Workplace motivators appear in many forms and ironically we like to use the acronym FORM to categorise workplace motivators:

F = Flexibility. Allowing staff to have flexibility outside of work commitments such as family, health, personal finance, cultural and or religious engagements is helpful. If an employee feels supported with time for outside activities, the employee will be more focused and committed when working on the job and will go the extra mile, with after hours meetings, when required.

O = Occupation is everything – think of career challenge tools to support the employee: mentors, career path opportunities, further career studies. Allow employees to feel supported, heard and mentally stimulated.

R = Respect. Build trust and engagement by listening, to ignite employee creativity, show appreciation, encourage input and don’t micromanage. Focus on facts and results, rather than the process. Publicly recognise employees on their achievements, celebrating birthdays; providing positive reinforcement.

M = Money is important, but not the only factor to engagement. Nowadays we are finding the first question about a role is “where are they located and are there working from home options? Remuneration is still important. People need to feel their time is rewarded accordingly. Your capacity to pay will depend upon your business cash-flow. Be creative with performance incentives, bonuses and rewards to motivate and attract talent.

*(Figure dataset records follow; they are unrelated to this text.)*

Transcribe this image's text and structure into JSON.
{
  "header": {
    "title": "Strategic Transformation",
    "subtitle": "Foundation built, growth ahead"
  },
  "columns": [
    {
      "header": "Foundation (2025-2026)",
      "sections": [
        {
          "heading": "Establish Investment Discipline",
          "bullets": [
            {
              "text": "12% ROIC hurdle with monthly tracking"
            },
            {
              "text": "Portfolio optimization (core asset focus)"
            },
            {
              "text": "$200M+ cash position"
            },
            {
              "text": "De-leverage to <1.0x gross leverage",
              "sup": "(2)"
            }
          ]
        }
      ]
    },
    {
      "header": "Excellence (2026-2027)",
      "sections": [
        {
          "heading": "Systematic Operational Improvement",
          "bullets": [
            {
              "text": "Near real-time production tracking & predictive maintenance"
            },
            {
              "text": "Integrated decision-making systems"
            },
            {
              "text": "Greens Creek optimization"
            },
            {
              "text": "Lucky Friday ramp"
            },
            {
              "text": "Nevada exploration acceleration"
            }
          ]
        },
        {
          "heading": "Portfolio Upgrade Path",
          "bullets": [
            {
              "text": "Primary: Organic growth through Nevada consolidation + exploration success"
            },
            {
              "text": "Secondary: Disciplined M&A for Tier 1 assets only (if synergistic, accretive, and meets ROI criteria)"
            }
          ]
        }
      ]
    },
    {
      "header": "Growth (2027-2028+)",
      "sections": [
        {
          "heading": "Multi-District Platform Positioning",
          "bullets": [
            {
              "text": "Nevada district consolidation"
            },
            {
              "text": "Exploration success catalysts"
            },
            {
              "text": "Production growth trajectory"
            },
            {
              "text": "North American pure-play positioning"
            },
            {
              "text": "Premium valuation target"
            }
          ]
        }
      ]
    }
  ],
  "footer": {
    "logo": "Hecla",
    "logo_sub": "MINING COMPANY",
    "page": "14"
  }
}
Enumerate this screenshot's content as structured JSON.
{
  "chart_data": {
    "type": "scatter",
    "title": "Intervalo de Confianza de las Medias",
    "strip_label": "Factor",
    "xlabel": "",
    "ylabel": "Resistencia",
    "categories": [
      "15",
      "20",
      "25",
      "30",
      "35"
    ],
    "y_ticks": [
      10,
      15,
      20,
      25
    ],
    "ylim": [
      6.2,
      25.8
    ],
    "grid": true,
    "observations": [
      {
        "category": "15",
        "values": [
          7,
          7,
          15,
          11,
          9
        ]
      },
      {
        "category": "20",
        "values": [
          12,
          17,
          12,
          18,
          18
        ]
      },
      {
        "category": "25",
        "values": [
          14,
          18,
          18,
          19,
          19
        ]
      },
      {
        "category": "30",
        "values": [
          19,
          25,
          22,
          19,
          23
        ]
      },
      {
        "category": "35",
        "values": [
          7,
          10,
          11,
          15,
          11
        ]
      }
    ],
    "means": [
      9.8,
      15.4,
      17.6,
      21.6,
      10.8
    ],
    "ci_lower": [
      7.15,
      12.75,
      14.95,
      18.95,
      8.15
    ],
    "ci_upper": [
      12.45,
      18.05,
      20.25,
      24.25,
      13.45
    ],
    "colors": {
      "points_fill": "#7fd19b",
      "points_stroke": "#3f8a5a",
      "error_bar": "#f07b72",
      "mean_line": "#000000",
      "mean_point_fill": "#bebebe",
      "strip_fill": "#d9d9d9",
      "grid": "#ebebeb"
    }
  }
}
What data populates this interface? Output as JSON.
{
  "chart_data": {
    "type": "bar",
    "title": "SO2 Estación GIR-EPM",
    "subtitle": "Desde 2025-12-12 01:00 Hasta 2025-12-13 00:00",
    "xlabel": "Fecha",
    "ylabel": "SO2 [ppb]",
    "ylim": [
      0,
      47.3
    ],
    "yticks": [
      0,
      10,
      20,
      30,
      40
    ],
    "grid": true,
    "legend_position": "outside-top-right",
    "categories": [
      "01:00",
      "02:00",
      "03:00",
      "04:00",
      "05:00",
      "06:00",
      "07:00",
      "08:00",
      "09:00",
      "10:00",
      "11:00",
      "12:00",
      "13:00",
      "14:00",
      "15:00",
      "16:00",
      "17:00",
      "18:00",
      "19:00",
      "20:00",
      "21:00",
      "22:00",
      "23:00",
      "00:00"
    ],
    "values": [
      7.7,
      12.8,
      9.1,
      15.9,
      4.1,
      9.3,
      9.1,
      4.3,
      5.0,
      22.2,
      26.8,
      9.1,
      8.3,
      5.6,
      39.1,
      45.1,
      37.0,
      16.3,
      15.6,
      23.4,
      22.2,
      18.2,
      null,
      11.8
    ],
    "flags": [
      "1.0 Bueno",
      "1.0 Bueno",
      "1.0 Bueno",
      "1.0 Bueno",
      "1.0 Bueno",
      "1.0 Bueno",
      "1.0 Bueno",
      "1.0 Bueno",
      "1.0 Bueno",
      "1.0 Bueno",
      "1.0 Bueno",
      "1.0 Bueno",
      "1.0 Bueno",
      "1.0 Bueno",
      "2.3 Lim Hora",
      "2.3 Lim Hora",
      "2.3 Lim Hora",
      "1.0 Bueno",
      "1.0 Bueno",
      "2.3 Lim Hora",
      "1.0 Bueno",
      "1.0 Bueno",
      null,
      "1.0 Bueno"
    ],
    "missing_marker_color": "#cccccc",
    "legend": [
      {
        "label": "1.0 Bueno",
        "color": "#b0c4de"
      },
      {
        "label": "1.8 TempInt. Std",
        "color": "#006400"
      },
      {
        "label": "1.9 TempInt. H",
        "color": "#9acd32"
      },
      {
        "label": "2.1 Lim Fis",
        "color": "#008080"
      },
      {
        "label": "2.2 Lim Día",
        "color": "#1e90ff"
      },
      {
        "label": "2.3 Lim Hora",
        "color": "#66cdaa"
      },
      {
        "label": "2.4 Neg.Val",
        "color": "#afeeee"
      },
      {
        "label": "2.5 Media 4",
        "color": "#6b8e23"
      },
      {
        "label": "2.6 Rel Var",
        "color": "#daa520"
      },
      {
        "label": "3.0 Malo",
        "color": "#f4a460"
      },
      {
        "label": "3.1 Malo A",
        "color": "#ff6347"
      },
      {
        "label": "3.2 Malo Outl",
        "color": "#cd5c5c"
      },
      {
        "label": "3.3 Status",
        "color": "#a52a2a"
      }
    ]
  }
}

When thinking about making jobs sticky, think about making good FORM in the job. Track employee productivity and identify who stands out, then invest in those employees by providing these aspects. Providing good FORM!

Employees want to know that you’re listening to their feedback. Use engagement tools such as TINYpulse, Culture Amp and Officevibe to survey how workers are performing and generally feeling. Then respond to your employee feedback in a timely fashion.